La jurisprudence francophone des Cours suprêmes


recherche avancée

05/11/2024 | FRANCE | N°24BX00790

France | France, Cour administrative d'appel de BORDEAUX, 3ème chambre, 05 novembre 2024, 24BX00790


Vu la procédure suivante :



Procédure contentieuse antérieure :



M. A... B... a demandé au tribunal administratif de Bordeaux d'annuler la décision implicite de rejet née du silence gardé par le préfet de la Gironde sur sa demande tendant à la délivrance d'un titre de séjour en qualité de " conjoint d'européen ".

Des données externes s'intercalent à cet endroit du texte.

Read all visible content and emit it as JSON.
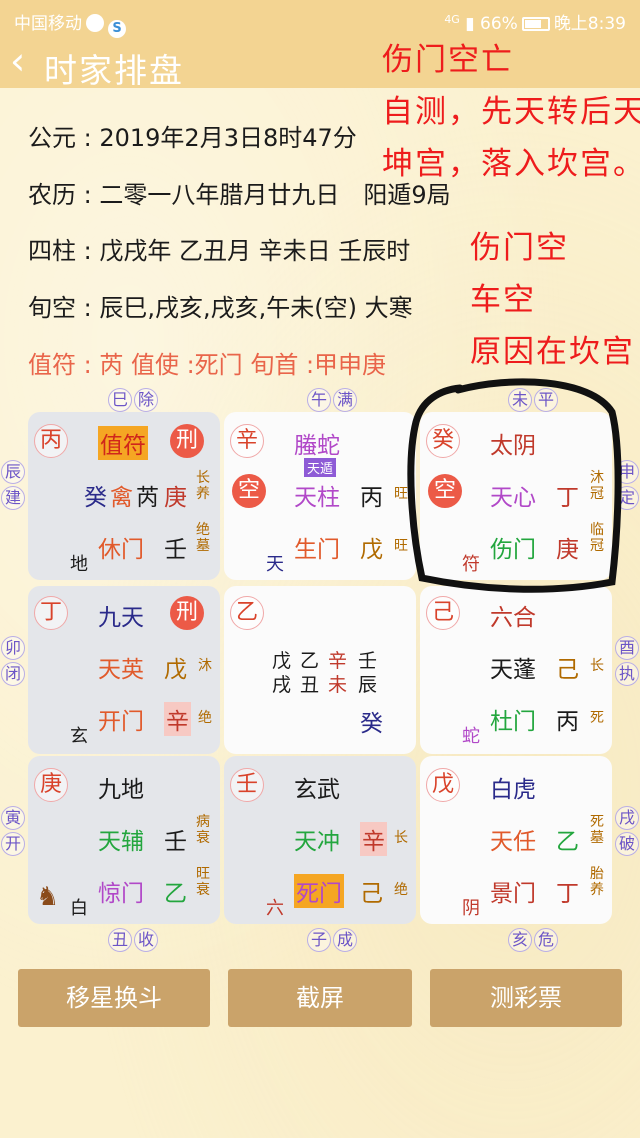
{
  "status_bar": {
    "carrier": "中国移动",
    "network": "4G",
    "battery": "66%",
    "time": "晚上8:39"
  },
  "header": {
    "title": "时家排盘"
  },
  "info": {
    "gongyuan": "公元 : 2019年2月3日8时47分",
    "nongli": "农历 : 二零一八年腊月廿九日　阳遁9局",
    "sizhu": "四柱 : 戊戌年 乙丑月 辛未日 壬辰时",
    "xunkong": "旬空 : 辰巳,戌亥,戌亥,午未(空)  大寒",
    "zhifu": "值符 : 芮  值使 :死门  旬首 :甲申庚"
  },
  "annotations": {
    "a1": "伤门空亡",
    "a2": "自测，先天转后天",
    "a3": "坤宫，落入坎宫。",
    "a4": "伤门空",
    "a5": "车空",
    "a6": "原因在坎宫"
  },
  "border": {
    "top": [
      [
        "巳",
        "除"
      ],
      [
        "午",
        "满"
      ],
      [
        "未",
        "平"
      ]
    ],
    "bottom": [
      [
        "丑",
        "收"
      ],
      [
        "子",
        "成"
      ],
      [
        "亥",
        "危"
      ]
    ],
    "left": [
      [
        "辰",
        "建"
      ],
      [
        "卯",
        "闭"
      ],
      [
        "寅",
        "开"
      ]
    ],
    "right": [
      [
        "申",
        "定"
      ],
      [
        "酉",
        "执"
      ],
      [
        "戌",
        "破"
      ]
    ]
  },
  "cells": {
    "c00": {
      "gan": "丙",
      "deity": "值符",
      "xing": "刑",
      "star_left": "癸",
      "star_mid": "禽",
      "star_right": "芮",
      "star_gan": "庚",
      "s1": "长养",
      "door": "休门",
      "door_gan": "壬",
      "s2": "绝墓",
      "god": "地"
    },
    "c01": {
      "gan": "辛",
      "deity": "螣蛇",
      "badge": "天遁",
      "kong": "空",
      "star": "天柱",
      "star_gan": "丙",
      "s1": "旺",
      "door": "生门",
      "door_gan": "戊",
      "s2": "旺",
      "god": "天"
    },
    "c02": {
      "gan": "癸",
      "deity": "太阴",
      "kong": "空",
      "star": "天心",
      "star_gan": "丁",
      "s1": "沐冠",
      "door": "伤门",
      "door_gan": "庚",
      "s2": "临冠",
      "god": "符"
    },
    "c10": {
      "gan": "丁",
      "deity": "九天",
      "xing": "刑",
      "star": "天英",
      "star_gan": "戊",
      "s1": "沐",
      "door": "开门",
      "door_gan": "辛",
      "s2": "绝",
      "god": "玄"
    },
    "c11": {
      "gan": "乙",
      "l1": [
        "戊",
        "乙",
        "辛",
        "壬"
      ],
      "l2": [
        "戌",
        "丑",
        "未",
        "辰"
      ],
      "bottom": "癸"
    },
    "c12": {
      "gan": "己",
      "deity": "六合",
      "star": "天蓬",
      "star_gan": "己",
      "s1": "长",
      "door": "杜门",
      "door_gan": "丙",
      "s2": "死",
      "god": "蛇"
    },
    "c20": {
      "gan": "庚",
      "deity": "九地",
      "star": "天辅",
      "star_gan": "壬",
      "s1": "病衰",
      "door": "惊门",
      "door_gan": "乙",
      "s2": "旺衰",
      "god": "白"
    },
    "c21": {
      "gan": "壬",
      "deity": "玄武",
      "star": "天冲",
      "star_gan": "辛",
      "s1": "长",
      "door": "死门",
      "door_gan": "己",
      "s2": "绝",
      "god": "六"
    },
    "c22": {
      "gan": "戊",
      "deity": "白虎",
      "star": "天任",
      "star_gan": "乙",
      "s1": "死墓",
      "door": "景门",
      "door_gan": "丁",
      "s2": "胎养",
      "god": "阴"
    }
  },
  "buttons": {
    "b1": "移星换斗",
    "b2": "截屏",
    "b3": "测彩票"
  },
  "colors": {
    "header_bg": "#f3d492",
    "annotation_red": "#ee1c1c",
    "button_bg": "#caa36a"
  }
}
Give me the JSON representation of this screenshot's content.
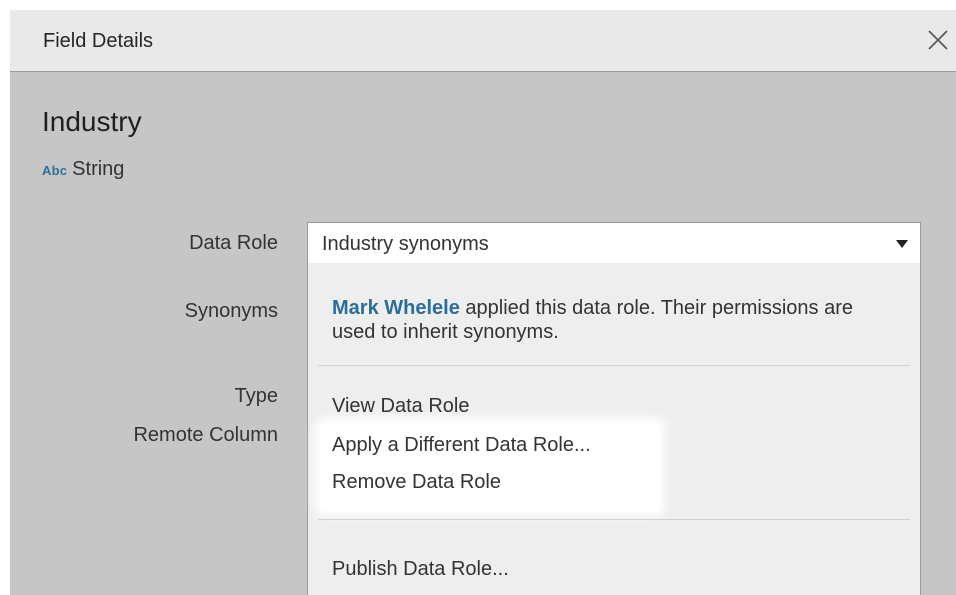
{
  "dialog": {
    "title": "Field Details"
  },
  "field": {
    "name": "Industry",
    "type_icon": "Abc",
    "type_label": "String"
  },
  "labels": {
    "data_role": "Data Role",
    "synonyms": "Synonyms",
    "type": "Type",
    "remote_column": "Remote Column"
  },
  "data_role_select": {
    "value": "Industry synonyms"
  },
  "menu": {
    "info_user": "Mark Whelele",
    "info_text": " applied this data role. Their permissions are used to inherit synonyms.",
    "items": [
      {
        "label": "View Data Role"
      },
      {
        "label": "Apply a Different Data Role..."
      },
      {
        "label": "Remove Data Role"
      },
      {
        "label": "Publish Data Role..."
      }
    ]
  },
  "icons": {
    "close": "close-icon",
    "dropdown": "triangle-down-icon",
    "type": "string-type-icon"
  },
  "colors": {
    "overlay": "#c6c6c6",
    "header": "#e9e9e9",
    "link": "#2a6f97",
    "type_icon": "#2f6e9c"
  }
}
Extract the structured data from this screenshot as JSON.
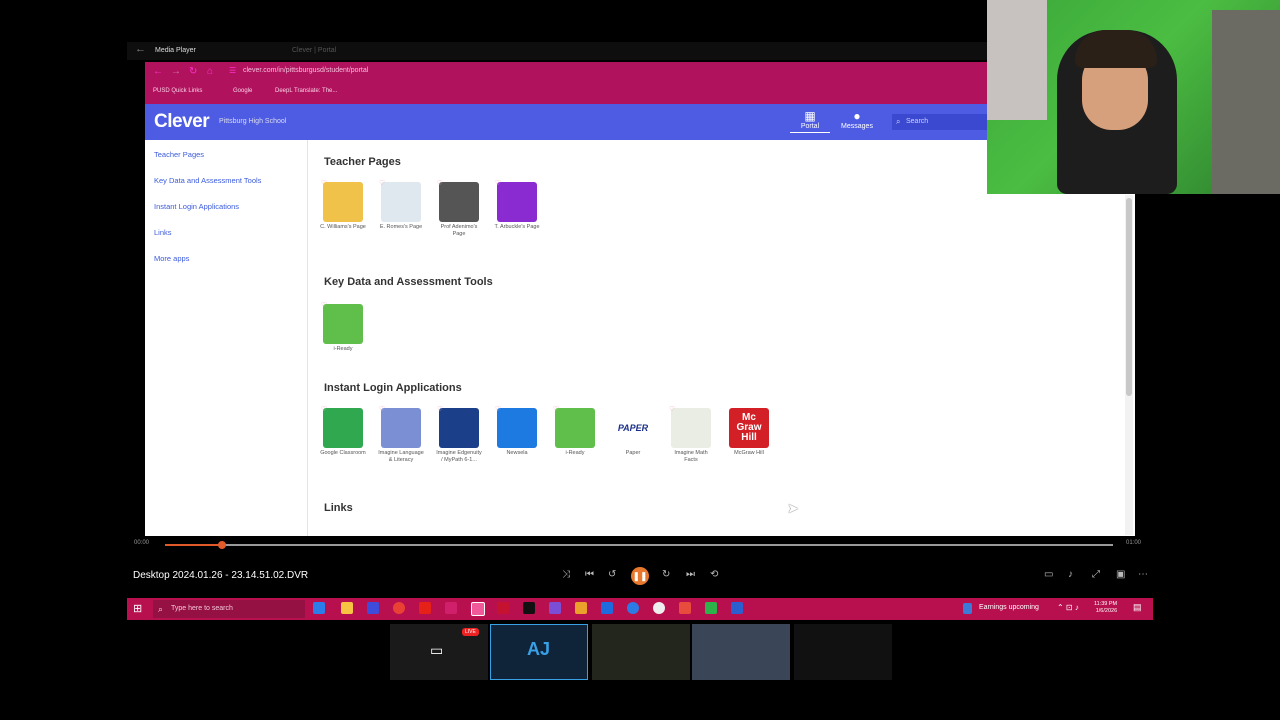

Par une ordonnance n° 2400262 du 22 mars 2024, la présidente de la 4ème chambre du tribunal administratif de Bordeaux a rejeté cette demande.



Procédure devant la Cour :

>
Par une requête enregistrée le 2 avril 2024, M. B..., représenté par Me Landète, demande à la Cour :



1...

Vu la procédure suivante :

Procédure contentieuse antérieure :

M. A... B... a demandé au tribunal administratif de Bordeaux d'annuler la décision implicite de rejet née du silence gardé par le préfet de la Gironde sur sa demande tendant à la délivrance d'un titre de séjour en qualité de " conjoint d'européen ".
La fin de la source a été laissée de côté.